Sunday, May 3, 2009

Are you a Snob? 10 Ways to Tell If You're a Snob

Are you a bit discerning or too hoity-toity for your own good? Do you simply have an excellent sense of style or are you a bona fide snob? Here are ten ways to tell, because most people don't think it's them. If more than one or two sound familiar, open your mind because you've just qualified as an S-N-O-B...

The Name Game You name-drop -- from the pricey bottle of "Dom" you downed last night to how ultra-comfy your new "Gucci" loafers are.

Kennedy-itis You hide the truth about your humble family background. Instead of proudly talking about dad's career as a plumber, you refer to him as an "engineer."

Auto-Phobia When your date shows up in a non-luxury ride (something other than a BMW, Mercedes, or Porsche), you feel the urge to feign illness because you'd rather take an ambulance than get in a "junker."

Shopping Secrets You only shop discount stores at a computer in the privacy of your home because the thought of being spotted with a cart full of goods at K-Mart makes you shudder.

Bling Bias When it comes to engagement rings, smaller stones make you feel bad for the bride.
Food Fears When someone suggests a restaurant where you serve yourself, you laugh. So, any eating that requires waiting in line, especially fast food, is out of the question.

Label Mania Even when it comes to plain old basic white t-shirts, the ones by trusty brands such as Hanes and Fruit of the Loom are out of the question. You need designer names on everything from you socks to your undies.

Gift Gripes When friends give you gifts, you think right away about how much it cost. Maybe you even believe the quality of the relationship is equivalent to the price of the goody. The more expensive the item, the closer you feel to your friend.
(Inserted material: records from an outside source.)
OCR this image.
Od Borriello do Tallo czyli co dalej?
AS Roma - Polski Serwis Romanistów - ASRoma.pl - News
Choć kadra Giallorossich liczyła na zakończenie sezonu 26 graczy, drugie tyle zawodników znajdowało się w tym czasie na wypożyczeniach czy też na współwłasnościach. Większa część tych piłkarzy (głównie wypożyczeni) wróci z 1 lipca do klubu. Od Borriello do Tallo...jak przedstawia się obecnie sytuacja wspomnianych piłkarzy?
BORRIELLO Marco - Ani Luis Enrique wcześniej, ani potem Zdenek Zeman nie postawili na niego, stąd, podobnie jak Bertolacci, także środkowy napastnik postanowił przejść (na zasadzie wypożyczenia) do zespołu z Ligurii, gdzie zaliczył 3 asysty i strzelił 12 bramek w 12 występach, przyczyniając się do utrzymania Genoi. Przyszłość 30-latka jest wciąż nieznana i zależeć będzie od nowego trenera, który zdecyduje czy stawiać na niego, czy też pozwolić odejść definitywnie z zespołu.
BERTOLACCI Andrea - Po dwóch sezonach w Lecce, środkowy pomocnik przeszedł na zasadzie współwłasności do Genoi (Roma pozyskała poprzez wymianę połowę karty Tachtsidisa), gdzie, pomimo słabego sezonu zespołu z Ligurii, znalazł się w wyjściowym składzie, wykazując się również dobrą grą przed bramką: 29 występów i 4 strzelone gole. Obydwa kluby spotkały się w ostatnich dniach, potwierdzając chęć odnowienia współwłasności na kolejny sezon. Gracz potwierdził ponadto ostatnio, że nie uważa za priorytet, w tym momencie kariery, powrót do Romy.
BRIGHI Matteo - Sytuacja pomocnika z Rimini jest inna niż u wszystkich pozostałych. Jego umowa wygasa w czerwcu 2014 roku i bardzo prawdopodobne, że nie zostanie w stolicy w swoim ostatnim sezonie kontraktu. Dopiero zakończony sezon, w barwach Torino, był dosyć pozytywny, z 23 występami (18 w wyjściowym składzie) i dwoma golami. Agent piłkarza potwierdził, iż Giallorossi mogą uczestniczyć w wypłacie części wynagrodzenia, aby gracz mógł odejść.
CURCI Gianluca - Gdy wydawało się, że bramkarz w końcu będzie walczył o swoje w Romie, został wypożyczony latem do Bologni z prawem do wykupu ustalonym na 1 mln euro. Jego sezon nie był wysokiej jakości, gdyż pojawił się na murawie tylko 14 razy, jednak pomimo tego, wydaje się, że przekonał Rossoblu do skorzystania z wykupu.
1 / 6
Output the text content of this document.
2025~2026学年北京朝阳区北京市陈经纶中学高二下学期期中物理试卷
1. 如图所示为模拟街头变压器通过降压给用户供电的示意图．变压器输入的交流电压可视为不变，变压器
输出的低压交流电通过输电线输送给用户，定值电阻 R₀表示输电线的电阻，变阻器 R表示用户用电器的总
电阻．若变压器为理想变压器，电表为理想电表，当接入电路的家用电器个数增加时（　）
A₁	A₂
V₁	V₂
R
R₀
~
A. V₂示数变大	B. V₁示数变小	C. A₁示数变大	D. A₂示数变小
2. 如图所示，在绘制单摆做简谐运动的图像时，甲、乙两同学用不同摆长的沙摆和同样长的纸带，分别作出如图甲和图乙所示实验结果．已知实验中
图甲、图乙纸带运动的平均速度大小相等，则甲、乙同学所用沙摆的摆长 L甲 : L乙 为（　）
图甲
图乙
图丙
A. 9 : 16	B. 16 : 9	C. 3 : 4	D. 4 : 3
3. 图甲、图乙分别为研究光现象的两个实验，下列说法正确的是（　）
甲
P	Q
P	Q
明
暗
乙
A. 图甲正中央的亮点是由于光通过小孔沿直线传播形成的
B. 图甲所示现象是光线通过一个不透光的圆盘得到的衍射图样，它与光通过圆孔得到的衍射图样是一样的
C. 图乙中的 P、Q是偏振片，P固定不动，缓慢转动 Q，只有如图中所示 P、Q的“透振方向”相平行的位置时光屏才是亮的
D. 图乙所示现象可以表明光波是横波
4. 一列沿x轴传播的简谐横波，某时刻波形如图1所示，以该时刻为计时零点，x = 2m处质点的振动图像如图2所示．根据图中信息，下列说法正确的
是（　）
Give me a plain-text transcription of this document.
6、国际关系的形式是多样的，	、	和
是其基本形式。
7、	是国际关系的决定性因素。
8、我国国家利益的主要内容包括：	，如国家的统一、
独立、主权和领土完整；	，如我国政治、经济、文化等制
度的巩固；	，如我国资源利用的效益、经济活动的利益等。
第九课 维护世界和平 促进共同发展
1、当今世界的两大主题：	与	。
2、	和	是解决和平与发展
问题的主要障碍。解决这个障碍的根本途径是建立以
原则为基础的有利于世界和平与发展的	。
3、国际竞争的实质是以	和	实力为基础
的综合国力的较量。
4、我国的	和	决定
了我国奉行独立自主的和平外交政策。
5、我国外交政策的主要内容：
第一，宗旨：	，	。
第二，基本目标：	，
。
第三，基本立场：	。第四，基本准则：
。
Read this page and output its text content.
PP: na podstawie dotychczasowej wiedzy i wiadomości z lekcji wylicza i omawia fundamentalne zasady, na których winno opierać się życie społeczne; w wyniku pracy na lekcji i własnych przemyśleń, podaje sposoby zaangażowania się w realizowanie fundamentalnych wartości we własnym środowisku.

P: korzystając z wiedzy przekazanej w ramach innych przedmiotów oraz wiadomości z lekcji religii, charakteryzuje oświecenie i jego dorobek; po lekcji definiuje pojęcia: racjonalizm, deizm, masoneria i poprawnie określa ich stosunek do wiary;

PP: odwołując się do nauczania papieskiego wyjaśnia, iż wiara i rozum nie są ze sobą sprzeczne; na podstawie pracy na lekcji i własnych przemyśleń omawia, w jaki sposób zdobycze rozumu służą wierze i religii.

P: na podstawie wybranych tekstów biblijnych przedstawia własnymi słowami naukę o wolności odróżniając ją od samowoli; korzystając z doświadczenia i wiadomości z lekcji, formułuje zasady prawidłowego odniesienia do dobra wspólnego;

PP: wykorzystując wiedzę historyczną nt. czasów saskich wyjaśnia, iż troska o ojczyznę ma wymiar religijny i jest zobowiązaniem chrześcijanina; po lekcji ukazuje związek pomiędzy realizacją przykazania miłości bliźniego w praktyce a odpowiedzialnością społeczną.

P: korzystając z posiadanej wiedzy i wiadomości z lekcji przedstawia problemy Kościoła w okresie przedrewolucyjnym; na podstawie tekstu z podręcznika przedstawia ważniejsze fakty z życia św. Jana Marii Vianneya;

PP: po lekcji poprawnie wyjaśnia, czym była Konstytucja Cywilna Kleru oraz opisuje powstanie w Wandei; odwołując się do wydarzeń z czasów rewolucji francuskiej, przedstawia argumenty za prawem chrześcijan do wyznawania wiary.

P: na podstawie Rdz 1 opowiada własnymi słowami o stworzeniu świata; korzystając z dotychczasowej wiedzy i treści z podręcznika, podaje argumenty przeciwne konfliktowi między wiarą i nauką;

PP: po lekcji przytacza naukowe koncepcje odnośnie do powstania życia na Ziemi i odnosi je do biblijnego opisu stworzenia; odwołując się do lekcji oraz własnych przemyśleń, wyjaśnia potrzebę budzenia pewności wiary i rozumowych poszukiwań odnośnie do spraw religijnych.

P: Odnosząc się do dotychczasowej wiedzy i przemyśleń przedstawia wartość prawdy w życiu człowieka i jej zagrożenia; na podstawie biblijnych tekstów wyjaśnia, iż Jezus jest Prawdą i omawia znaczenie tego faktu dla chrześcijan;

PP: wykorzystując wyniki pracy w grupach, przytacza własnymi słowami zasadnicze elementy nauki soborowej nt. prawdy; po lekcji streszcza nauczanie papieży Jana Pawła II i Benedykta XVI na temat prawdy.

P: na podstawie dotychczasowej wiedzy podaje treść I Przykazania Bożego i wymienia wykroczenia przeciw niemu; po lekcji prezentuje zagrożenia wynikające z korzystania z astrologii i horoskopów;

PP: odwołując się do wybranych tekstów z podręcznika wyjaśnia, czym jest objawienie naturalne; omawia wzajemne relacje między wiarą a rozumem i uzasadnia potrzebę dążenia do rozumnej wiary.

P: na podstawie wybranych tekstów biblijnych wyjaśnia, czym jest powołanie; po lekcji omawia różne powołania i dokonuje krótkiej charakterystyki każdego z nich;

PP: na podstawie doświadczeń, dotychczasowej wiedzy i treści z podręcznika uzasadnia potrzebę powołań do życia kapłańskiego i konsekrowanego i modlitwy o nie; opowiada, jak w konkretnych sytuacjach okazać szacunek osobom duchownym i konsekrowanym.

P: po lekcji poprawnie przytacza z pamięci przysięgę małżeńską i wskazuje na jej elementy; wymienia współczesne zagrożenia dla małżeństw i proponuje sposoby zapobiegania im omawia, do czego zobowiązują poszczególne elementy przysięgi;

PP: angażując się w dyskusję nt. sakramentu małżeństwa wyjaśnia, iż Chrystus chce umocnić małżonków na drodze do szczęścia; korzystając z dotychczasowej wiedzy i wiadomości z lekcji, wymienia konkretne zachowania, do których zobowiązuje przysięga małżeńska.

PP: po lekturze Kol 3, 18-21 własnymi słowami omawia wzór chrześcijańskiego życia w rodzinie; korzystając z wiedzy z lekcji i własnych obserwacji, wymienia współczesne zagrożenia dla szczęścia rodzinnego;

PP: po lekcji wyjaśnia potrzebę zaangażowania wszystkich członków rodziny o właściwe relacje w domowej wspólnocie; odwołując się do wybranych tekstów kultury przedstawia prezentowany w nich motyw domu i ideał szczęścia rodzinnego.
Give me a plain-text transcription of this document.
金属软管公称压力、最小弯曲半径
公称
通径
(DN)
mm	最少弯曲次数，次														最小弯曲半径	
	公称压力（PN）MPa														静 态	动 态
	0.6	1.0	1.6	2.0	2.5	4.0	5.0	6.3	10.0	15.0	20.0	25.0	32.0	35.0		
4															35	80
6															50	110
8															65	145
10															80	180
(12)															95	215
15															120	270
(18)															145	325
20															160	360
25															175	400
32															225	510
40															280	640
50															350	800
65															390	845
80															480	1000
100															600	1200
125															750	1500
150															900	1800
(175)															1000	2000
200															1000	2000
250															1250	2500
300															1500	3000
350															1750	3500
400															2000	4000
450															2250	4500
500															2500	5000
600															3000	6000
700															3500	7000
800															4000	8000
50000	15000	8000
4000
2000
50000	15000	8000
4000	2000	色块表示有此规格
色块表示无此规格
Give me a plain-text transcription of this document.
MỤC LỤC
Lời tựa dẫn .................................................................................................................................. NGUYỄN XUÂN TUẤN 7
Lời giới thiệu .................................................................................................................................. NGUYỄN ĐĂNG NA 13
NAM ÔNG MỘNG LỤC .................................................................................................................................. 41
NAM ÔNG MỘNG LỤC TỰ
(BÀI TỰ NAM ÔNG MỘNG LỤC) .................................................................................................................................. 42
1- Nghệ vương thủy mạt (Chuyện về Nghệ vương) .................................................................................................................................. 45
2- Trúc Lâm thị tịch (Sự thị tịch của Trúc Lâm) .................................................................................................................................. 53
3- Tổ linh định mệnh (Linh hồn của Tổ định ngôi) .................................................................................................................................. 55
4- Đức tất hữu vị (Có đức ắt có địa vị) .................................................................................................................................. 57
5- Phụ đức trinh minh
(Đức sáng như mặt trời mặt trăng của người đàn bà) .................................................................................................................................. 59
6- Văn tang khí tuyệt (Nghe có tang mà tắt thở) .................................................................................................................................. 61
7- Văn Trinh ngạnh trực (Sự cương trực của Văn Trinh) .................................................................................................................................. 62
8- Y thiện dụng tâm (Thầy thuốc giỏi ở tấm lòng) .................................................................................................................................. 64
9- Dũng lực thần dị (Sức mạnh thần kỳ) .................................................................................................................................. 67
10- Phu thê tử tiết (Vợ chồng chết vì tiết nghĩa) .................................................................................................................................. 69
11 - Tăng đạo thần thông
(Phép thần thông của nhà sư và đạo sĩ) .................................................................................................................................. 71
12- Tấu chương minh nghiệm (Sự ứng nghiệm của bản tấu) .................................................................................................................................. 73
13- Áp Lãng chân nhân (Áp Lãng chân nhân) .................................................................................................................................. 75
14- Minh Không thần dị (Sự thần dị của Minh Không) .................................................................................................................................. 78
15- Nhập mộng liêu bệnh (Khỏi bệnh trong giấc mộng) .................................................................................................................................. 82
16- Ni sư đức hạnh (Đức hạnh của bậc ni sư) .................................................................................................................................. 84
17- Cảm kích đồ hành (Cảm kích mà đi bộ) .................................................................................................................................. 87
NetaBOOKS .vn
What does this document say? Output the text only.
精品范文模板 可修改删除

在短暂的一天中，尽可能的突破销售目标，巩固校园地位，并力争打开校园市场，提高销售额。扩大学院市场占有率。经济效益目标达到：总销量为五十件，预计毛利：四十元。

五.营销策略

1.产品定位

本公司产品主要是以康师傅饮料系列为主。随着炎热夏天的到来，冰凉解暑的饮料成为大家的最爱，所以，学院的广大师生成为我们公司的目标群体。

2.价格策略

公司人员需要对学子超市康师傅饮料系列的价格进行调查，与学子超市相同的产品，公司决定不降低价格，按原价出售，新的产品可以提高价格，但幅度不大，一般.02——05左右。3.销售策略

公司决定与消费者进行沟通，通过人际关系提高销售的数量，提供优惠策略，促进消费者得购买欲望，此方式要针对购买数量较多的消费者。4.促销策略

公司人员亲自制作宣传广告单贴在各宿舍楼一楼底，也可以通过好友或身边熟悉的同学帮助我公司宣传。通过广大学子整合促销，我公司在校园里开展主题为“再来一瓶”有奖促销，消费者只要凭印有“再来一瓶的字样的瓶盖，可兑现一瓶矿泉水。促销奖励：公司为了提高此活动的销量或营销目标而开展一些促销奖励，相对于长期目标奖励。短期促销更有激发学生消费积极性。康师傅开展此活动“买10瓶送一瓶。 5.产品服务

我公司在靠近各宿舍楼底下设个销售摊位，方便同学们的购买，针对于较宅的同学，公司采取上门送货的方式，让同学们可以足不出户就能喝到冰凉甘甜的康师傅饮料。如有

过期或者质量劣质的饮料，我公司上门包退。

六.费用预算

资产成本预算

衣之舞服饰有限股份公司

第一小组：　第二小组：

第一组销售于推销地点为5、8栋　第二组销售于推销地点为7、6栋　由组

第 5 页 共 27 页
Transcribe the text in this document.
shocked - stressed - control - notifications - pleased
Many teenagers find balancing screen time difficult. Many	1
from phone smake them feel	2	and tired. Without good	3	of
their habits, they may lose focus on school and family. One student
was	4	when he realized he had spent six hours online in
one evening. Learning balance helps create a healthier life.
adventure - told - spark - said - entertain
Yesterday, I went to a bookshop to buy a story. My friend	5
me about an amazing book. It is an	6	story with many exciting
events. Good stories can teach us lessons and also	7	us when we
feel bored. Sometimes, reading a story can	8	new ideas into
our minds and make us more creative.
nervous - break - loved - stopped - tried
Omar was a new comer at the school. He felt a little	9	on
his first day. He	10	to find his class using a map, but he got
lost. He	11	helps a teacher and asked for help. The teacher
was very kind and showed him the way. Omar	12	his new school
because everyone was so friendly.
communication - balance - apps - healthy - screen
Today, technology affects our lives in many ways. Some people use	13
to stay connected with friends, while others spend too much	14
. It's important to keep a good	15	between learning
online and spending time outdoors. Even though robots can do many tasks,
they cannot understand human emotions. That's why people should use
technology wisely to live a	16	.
Supermarket Snubbing When you see a man tossing Pop-Tarts into his basket at the market, you get the urge to read him the list of unhealthy ingredients. You judge people in the checkout line by the number of frozen entrees and salty snacks they're buying.
Pet Peeves Your "babies" are costly purebreds that you dress like four-pawed princes and princesses. And you judge other pet-owners who don't serve their animals organic dinner off real china.